- Episode no.: Season 4 Episode 11
- Directed by: David Straiton
- Written by: Liz Friedman
- Original air date: February 3, 2008

Guest appearances
- Mira Sorvino as Dr. Cate Milton; Jeff Hephner as Sean; Anne Dudek as Dr. Amber Volakis;

Episode chronology
| ← Previous "It's a Wonderful Lie" | Next → "Don't Ever Change" |
- House season 4

= Frozen (House) =

"Frozen" is the eleventh episode of the fourth season of House and the eighty-first episode overall. It aired on Fox on February 3, 2008, following Super Bowl XLII; it attracted slightly more than 29 million viewers, making it the highest rated House episode of the entire series. It was ranked third for the week, tied with that week's episode of American Idol (also on Fox) and outranked only by the Super Bowl game and the Super Bowl post-game show.

House became the first dramatic TV series to be the lead-out program of a Fox-aired Super Bowl since The X-Files following Super Bowl XXXI. This is the second episode of the show to have an Academy Award winner as a guest star – Mira Sorvino (the first was "Informed Consent" with Joel Grey).

==Plot==
Psychiatrist Cate Milton collapses and vomits in a research station in the middle of Antarctica. Weather conditions prevent her from being evacuated, so House is asked to examine her through a webcam. Foreman suspects cancer after her right lung nearly collapses.

House asks to sample her lymph nodes to detect cancer since the test procedures that can be performed are severely limited by the lack of drugs, equipment, and medical personnel on the base. While Foreman and Wilson are looking for makeshift stains for the slides (they test the usefulness of coffee, red wine, etc.), House notices Wilson's quickness to agree and his lavender shirt, and deduces that he is dating someone. Wilson dismisses his suspicions.

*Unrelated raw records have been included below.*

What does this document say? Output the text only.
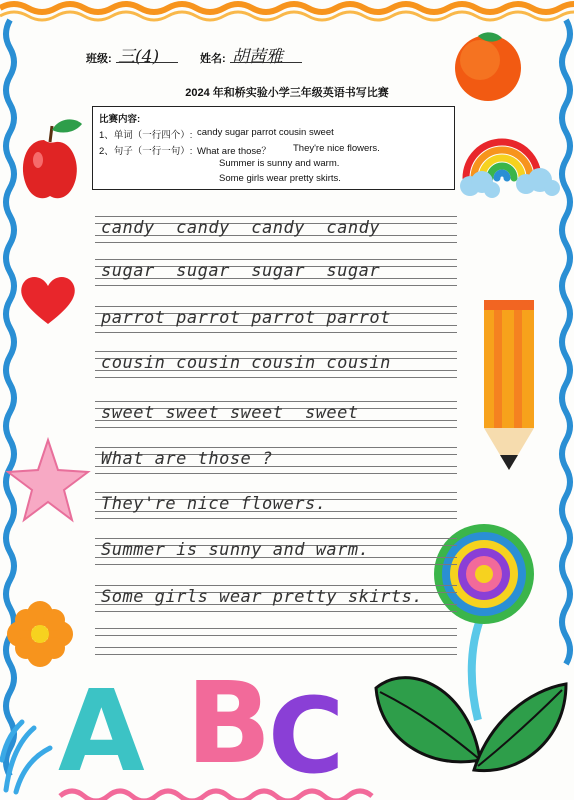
班级: 三(4)	姓名: 胡茜雅
2024 年和桥实验小学三年级英语书写比赛
比赛内容:
1、单词（一行四个）: candy sugar parrot cousin sweet
2、句子（一行一句）: What are those？ They're nice flowers.
Summer is sunny and warm.
Some girls wear pretty skirts.
candy  candy  candy  candy
sugar  sugar  sugar  sugar
parrot parrot parrot parrot
cousin cousin cousin cousin
sweet sweet sweet  sweet
What are those ?
They're nice flowers.
Summer is sunny and warm.
Some girls wear pretty skirts.
A B
C
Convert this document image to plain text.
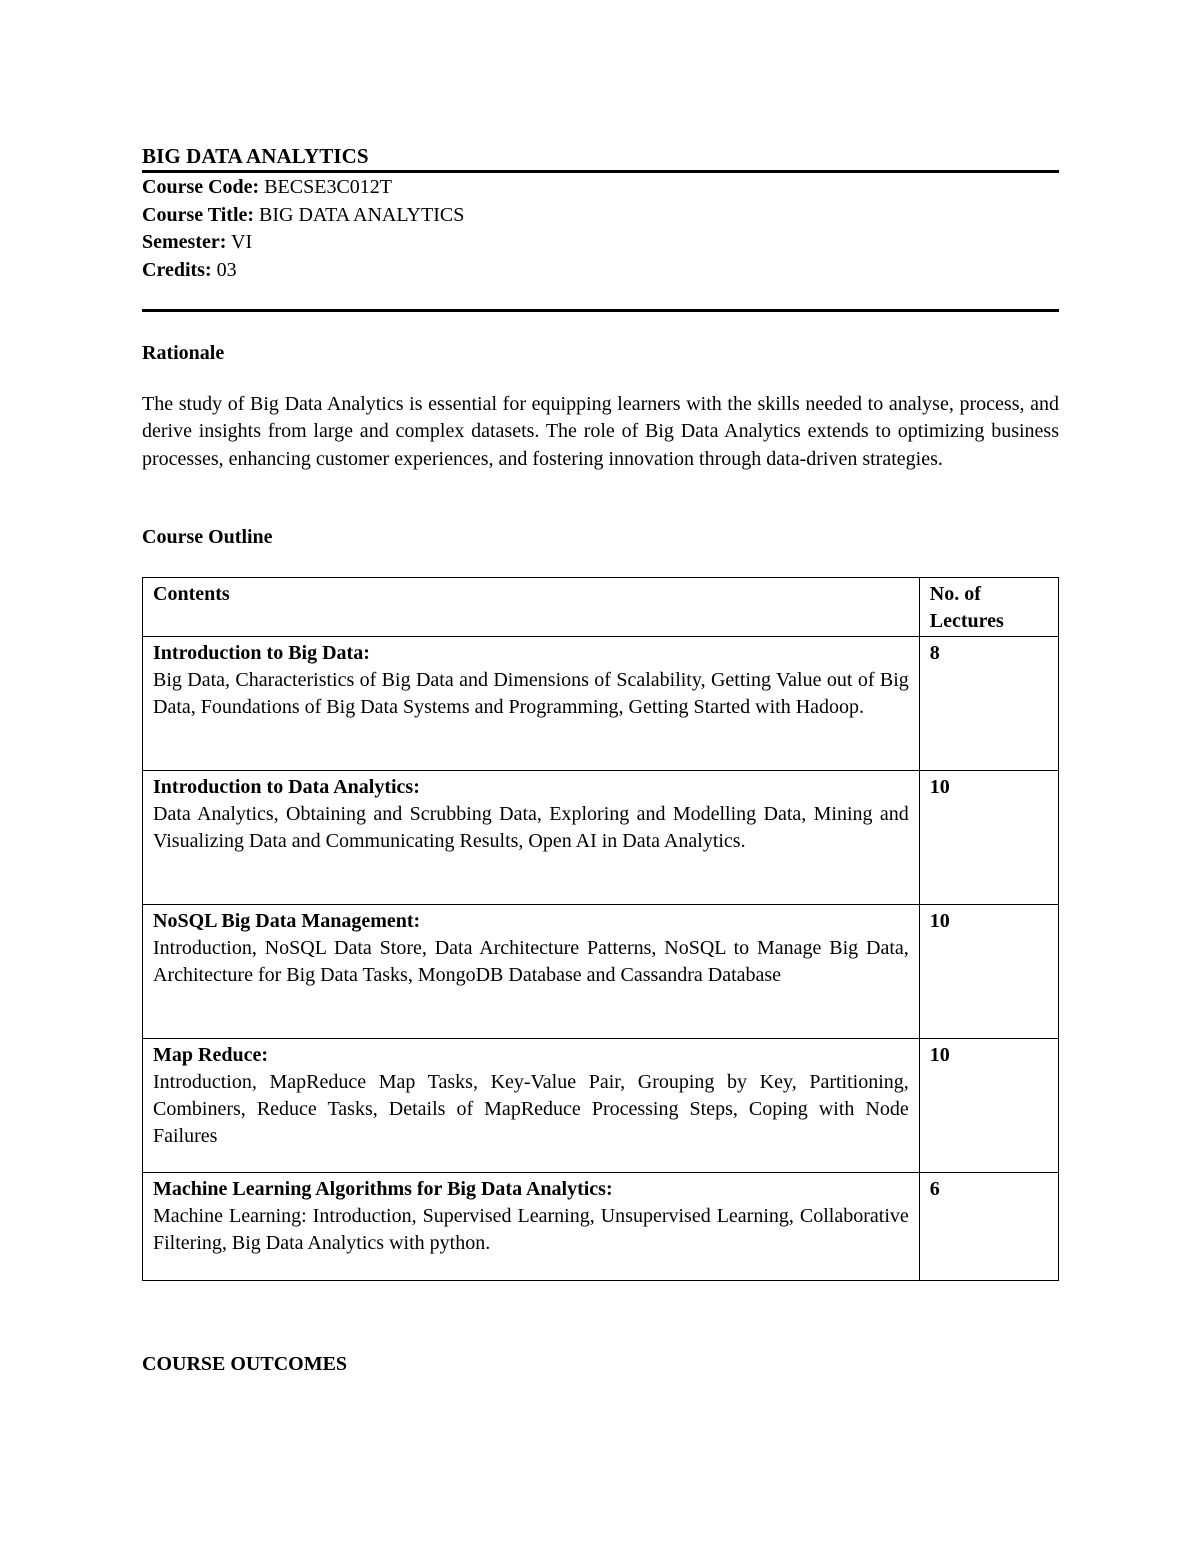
BIG DATA ANALYTICS
Course Code: BECSE3C012T
Course Title: BIG DATA ANALYTICS
Semester: VI
Credits: 03
Rationale
The study of Big Data Analytics is essential for equipping learners with the skills needed to analyse, process, and derive insights from large and complex datasets. The role of Big Data Analytics extends to optimizing business processes, enhancing customer experiences, and fostering innovation through data-driven strategies.
Course Outline
Contents	No. of Lectures

Introduction to Big Data:
Big Data, Characteristics of Big Data and Dimensions of Scalability, Getting Value out of Big Data, Foundations of Big Data Systems and Programming, Getting Started with Hadoop.	8

Introduction to Data Analytics:
Data Analytics, Obtaining and Scrubbing Data, Exploring and Modelling Data, Mining and Visualizing Data and Communicating Results, Open AI in Data Analytics.	10

NoSQL Big Data Management:
Introduction, NoSQL Data Store, Data Architecture Patterns, NoSQL to Manage Big Data, Architecture for Big Data Tasks, MongoDB Database and Cassandra Database	10

Map Reduce:
Introduction, MapReduce Map Tasks, Key-Value Pair, Grouping by Key, Partitioning, Combiners, Reduce Tasks, Details of MapReduce Processing Steps, Coping with Node Failures	10

Machine Learning Algorithms for Big Data Analytics:
Machine Learning: Introduction, Supervised Learning, Unsupervised Learning, Collaborative Filtering, Big Data Analytics with python.	6
COURSE OUTCOMES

After looking at Cate's test results, Wilson concludes she does not have cancer, but Cate's left kidney shuts down. House's theory changes to autoimmune disease, for which she would need to take prednisone. Cate insists on proof (prednisone is a limited resource and there is an asthmatic on the base who could die without it). The team tells her to go outside, since extreme cold has been used as a treatment for auto-immune diseases. As Cate prepares to go outside, she faints and lapses into a coma. House goes on to treat her for brain swelling by having mechanic Sean drill a hole in her skull to see whether her coma is caused by increased intracranial pressure or a problem with her hypothalamus.

After the drilling, Cate regains consciousness. Kutner suggests there is a fat embolus. House realizes it would take an untreated bone break to cause the fat emboli, and that he has seen every part of her body but her feet (because she kept her socks on during her self-examination). A simple examination reveals that her big toe is broken, the pain numbed by the cold. The toe is reset and splinted and Cate is expected to fully recover.

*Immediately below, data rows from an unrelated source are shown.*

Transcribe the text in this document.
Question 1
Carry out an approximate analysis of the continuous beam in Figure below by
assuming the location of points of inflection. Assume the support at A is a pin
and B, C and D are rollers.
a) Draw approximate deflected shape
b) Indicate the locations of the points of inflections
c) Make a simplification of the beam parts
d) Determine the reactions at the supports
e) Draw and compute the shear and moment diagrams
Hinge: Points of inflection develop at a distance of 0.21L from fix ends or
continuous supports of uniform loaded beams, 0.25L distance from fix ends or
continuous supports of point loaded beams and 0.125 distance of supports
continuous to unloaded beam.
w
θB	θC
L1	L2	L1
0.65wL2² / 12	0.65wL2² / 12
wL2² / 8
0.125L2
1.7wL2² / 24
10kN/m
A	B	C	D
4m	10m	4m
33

Throughout the episode, House shows feelings for Cate, asking if she is okay and later, telling the only other person with her that he (House) will not let him hurt her. After House sees that the person with her is in love with her, he stops flirting with her. Finally, House goes to the restaurant where Wilson is meeting with his girlfriend, who he learns is Amber, also known to House as "Cutthroat Bitch".